Butterfly watching has me attuned to caterpillars, so when I spotted this on a dogwood leaf this evening I was excited to find out which one I had discovered.
Our Peterson First Guide didn't offer a match, so I went online to search on characteristics. That got me nowhere. Then I went to 'caterpillar maine dogwood' and up popped two images from Jim McCormac's blog entry on sawflies and yellowjackets.
It's not a butterfly or a moth, it's a sawfly. bugman clued me into dogwood sawflies on What's That Bug? which itself pointed to Penn State's Susan Parker with an Integrated Pest Management perspective and a Chris Adams entry on bugguide.net. On the latter site, danielj reports that correspondent Millie's image was a first for bugguide.net. There are others there.
This squirmy thing had climbed to the tip of a pagoda dogwood, but we've got red osiers aplenty.

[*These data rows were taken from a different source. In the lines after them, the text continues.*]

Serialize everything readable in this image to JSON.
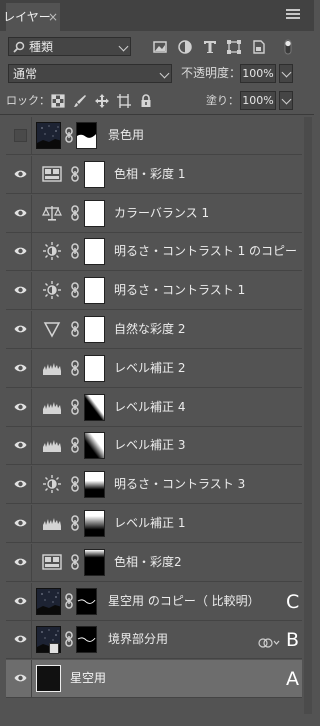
{
  "panel": {
    "tab_label": "レイヤー",
    "close_glyph": "×",
    "menu_icon": "panel-menu-icon"
  },
  "filter": {
    "kind_value": "種類",
    "icons": [
      "pixel-filter-icon",
      "adjustment-filter-icon",
      "type-filter-icon",
      "shape-filter-icon",
      "smart-object-filter-icon"
    ]
  },
  "blend": {
    "mode": "通常",
    "opacity_label": "不透明度：",
    "opacity_value": "100%"
  },
  "lock": {
    "label": "ロック：",
    "icons": [
      "lock-transparent-icon",
      "lock-paint-icon",
      "lock-position-icon",
      "lock-artboard-icon",
      "lock-all-icon"
    ],
    "fill_label": "塗り：",
    "fill_value": "100%"
  },
  "layers": [
    {
      "name": "景色用",
      "visible": false,
      "kind": "photo"
    },
    {
      "name": "色相・彩度 1",
      "visible": true,
      "kind": "hue-saturation"
    },
    {
      "name": "カラーバランス 1",
      "visible": true,
      "kind": "color-balance"
    },
    {
      "name": "明るさ・コントラスト 1 のコピー",
      "visible": true,
      "kind": "brightness-contrast"
    },
    {
      "name": "明るさ・コントラスト 1",
      "visible": true,
      "kind": "brightness-contrast"
    },
    {
      "name": "自然な彩度 2",
      "visible": true,
      "kind": "vibrance"
    },
    {
      "name": "レベル補正 2",
      "visible": true,
      "kind": "levels"
    },
    {
      "name": "レベル補正 4",
      "visible": true,
      "kind": "levels"
    },
    {
      "name": "レベル補正 3",
      "visible": true,
      "kind": "levels"
    },
    {
      "name": "明るさ・コントラスト 3",
      "visible": true,
      "kind": "brightness-contrast"
    },
    {
      "name": "レベル補正 1",
      "visible": true,
      "kind": "levels"
    },
    {
      "name": "色相・彩度2",
      "visible": true,
      "kind": "hue-saturation"
    },
    {
      "name": "星空用 のコピー（ 比較明）",
      "visible": true,
      "kind": "photo",
      "annotation": "C"
    },
    {
      "name": "境界部分用",
      "visible": true,
      "kind": "photo-smart",
      "annotation": "B"
    },
    {
      "name": "星空用",
      "visible": true,
      "kind": "photo-plain",
      "annotation": "A",
      "selected": true
    }
  ]
}
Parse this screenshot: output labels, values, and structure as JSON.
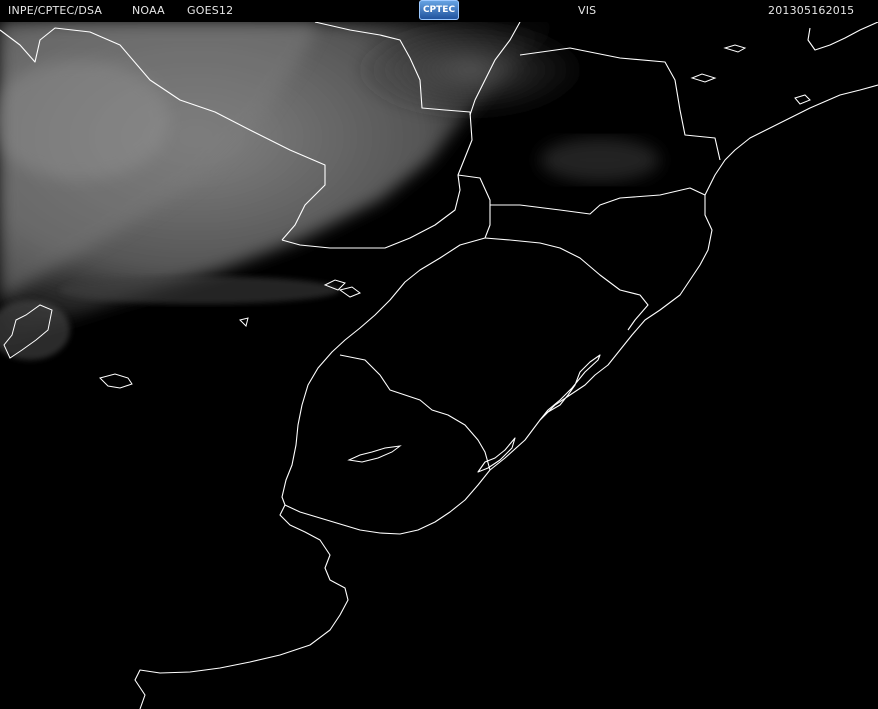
{
  "header": {
    "agency": "INPE/CPTEC/DSA",
    "source": "NOAA",
    "satellite": "GOES12",
    "logo_text": "CPTEC",
    "channel": "VIS",
    "timestamp": "201305162015"
  },
  "colors": {
    "background": "#000000",
    "coastline": "#ffffff",
    "cloud": "#6e6e6e",
    "header_text": "#e6e6e6"
  }
}
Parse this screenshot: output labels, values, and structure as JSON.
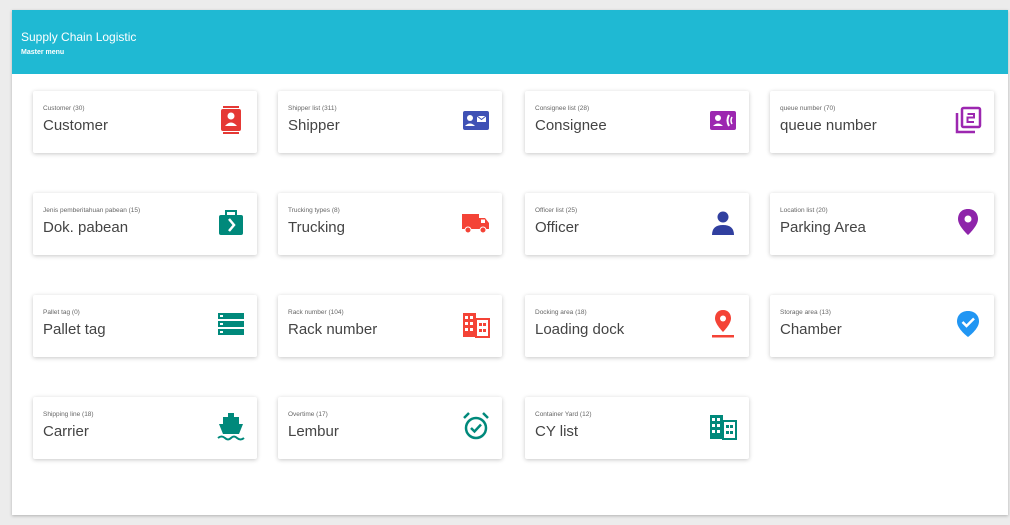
{
  "header": {
    "title": "Supply Chain Logistic",
    "subtitle": "Master menu",
    "color": "#1fb9d3"
  },
  "cards": [
    {
      "small": "Customer (30)",
      "big": "Customer",
      "icon": "customer-icon",
      "color": "#e53935"
    },
    {
      "small": "Shipper list (311)",
      "big": "Shipper",
      "icon": "contact-card-icon",
      "color": "#3f51b5"
    },
    {
      "small": "Consignee list (28)",
      "big": "Consignee",
      "icon": "contact-phone-icon",
      "color": "#9c27b0"
    },
    {
      "small": "queue number (70)",
      "big": "queue number",
      "icon": "filter-2-icon",
      "color": "#9c27b0"
    },
    {
      "small": "Jenis pemberitahuan pabean (15)",
      "big": "Dok. pabean",
      "icon": "briefcase-arrow-icon",
      "color": "#00897b"
    },
    {
      "small": "Trucking types (8)",
      "big": "Trucking",
      "icon": "truck-icon",
      "color": "#f44336"
    },
    {
      "small": "Officer list (25)",
      "big": "Officer",
      "icon": "person-icon",
      "color": "#303f9f"
    },
    {
      "small": "Location list (20)",
      "big": "Parking Area",
      "icon": "location-pin-icon",
      "color": "#8e24aa"
    },
    {
      "small": "Pallet tag (0)",
      "big": "Pallet tag",
      "icon": "storage-list-icon",
      "color": "#00897b"
    },
    {
      "small": "Rack number (104)",
      "big": "Rack number",
      "icon": "building-icon",
      "color": "#f44336"
    },
    {
      "small": "Docking area (18)",
      "big": "Loading dock",
      "icon": "pin-drop-icon",
      "color": "#f44336"
    },
    {
      "small": "Storage area (13)",
      "big": "Chamber",
      "icon": "check-pin-icon",
      "color": "#2196f3"
    },
    {
      "small": "Shipping line (18)",
      "big": "Carrier",
      "icon": "ship-icon",
      "color": "#00897b"
    },
    {
      "small": "Overtime (17)",
      "big": "Lembur",
      "icon": "alarm-check-icon",
      "color": "#00897b"
    },
    {
      "small": "Container Yard (12)",
      "big": "CY list",
      "icon": "building-icon",
      "color": "#00897b"
    }
  ]
}
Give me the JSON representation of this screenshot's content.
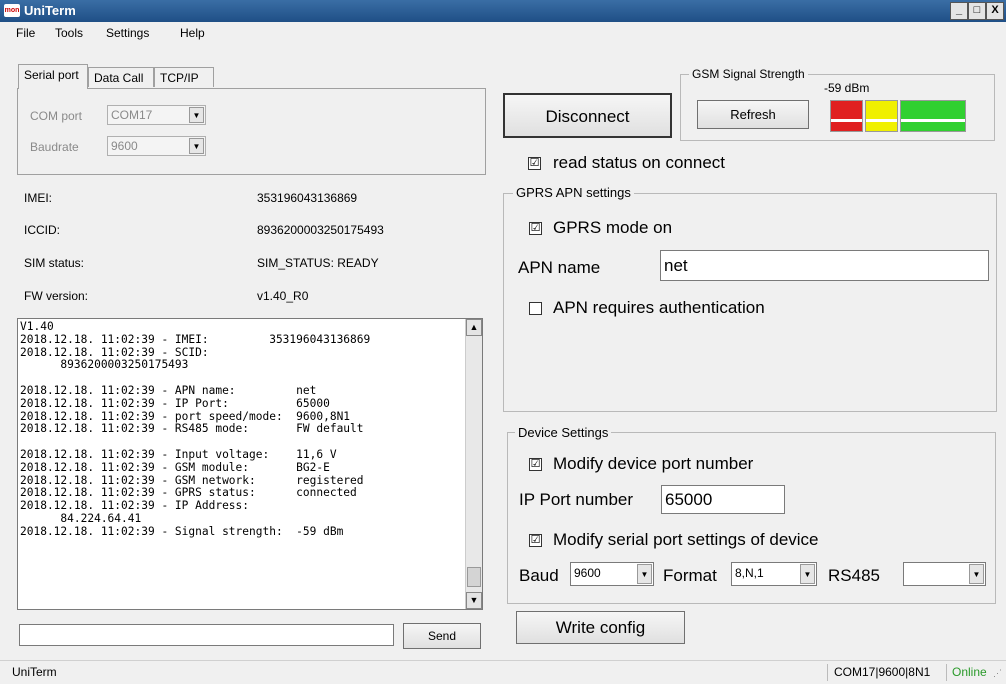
{
  "window": {
    "title": "UniTerm",
    "logo_text": "mon",
    "controls": {
      "minimize": "_",
      "maximize": "□",
      "close": "X"
    }
  },
  "menu": [
    "File",
    "Tools",
    "Settings",
    "Help"
  ],
  "tabs": [
    "Serial port",
    "Data Call",
    "TCP/IP"
  ],
  "serial": {
    "com_label": "COM port",
    "com_value": "COM17",
    "baud_label": "Baudrate",
    "baud_value": "9600"
  },
  "info": [
    {
      "label": "IMEI:",
      "value": "353196043136869"
    },
    {
      "label": "ICCID:",
      "value": "8936200003250175493"
    },
    {
      "label": "SIM status:",
      "value": "SIM_STATUS: READY"
    },
    {
      "label": "FW version:",
      "value": "v1.40_R0"
    }
  ],
  "log_text": "V1.40\n2018.12.18. 11:02:39 - IMEI:         353196043136869\n2018.12.18. 11:02:39 - SCID:\n      8936200003250175493\n\n2018.12.18. 11:02:39 - APN name:         net\n2018.12.18. 11:02:39 - IP Port:          65000\n2018.12.18. 11:02:39 - port speed/mode:  9600,8N1\n2018.12.18. 11:02:39 - RS485 mode:       FW default\n\n2018.12.18. 11:02:39 - Input voltage:    11,6 V\n2018.12.18. 11:02:39 - GSM module:       BG2-E\n2018.12.18. 11:02:39 - GSM network:      registered\n2018.12.18. 11:02:39 - GPRS status:      connected\n2018.12.18. 11:02:39 - IP Address:\n      84.224.64.41\n2018.12.18. 11:02:39 - Signal strength:  -59 dBm",
  "send": {
    "input_value": "",
    "button_label": "Send"
  },
  "connection": {
    "disconnect_label": "Disconnect",
    "read_status_label": "read status on connect",
    "read_status_checked": "☑"
  },
  "gsm": {
    "group_title": "GSM Signal Strength",
    "value": "-59 dBm",
    "refresh_label": "Refresh",
    "bar_colors": {
      "low": "#e02020",
      "mid": "#f0f000",
      "high": "#30d030"
    }
  },
  "gprs": {
    "group_title": "GPRS APN settings",
    "mode_label": "GPRS mode on",
    "mode_check": "☑",
    "apn_label": "APN name",
    "apn_value": "net",
    "auth_label": "APN requires authentication",
    "auth_check": ""
  },
  "device": {
    "group_title": "Device Settings",
    "modify_port_label": "Modify device port number",
    "modify_port_check": "☑",
    "ip_port_label": "IP Port number",
    "ip_port_value": "65000",
    "modify_serial_label": "Modify serial port settings of device",
    "modify_serial_check": "☑",
    "baud_label": "Baud",
    "baud_value": "9600",
    "format_label": "Format",
    "format_value": "8,N,1",
    "rs485_label": "RS485",
    "rs485_value": "",
    "write_config_label": "Write config"
  },
  "statusbar": {
    "left": "UniTerm",
    "port": "COM17|9600|8N1",
    "state": "Online"
  },
  "colors": {
    "title_bar": "#1f4f86",
    "online": "#2a9a2a"
  }
}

Time to think twice about the positive first impression?
"This is an insect you can enjoy" said Dave Smitley in his alert (PDF) for Michigan State, though he makes disclaimer about the question being asked in September.
One last (?) thing: A look at an adult from Minnesota Seasons.
Another last thing: bugguide.net genus discussion mentions four species, three in the east, two of which are common: Macremphytus tarsatus and Macremphytus testaceus.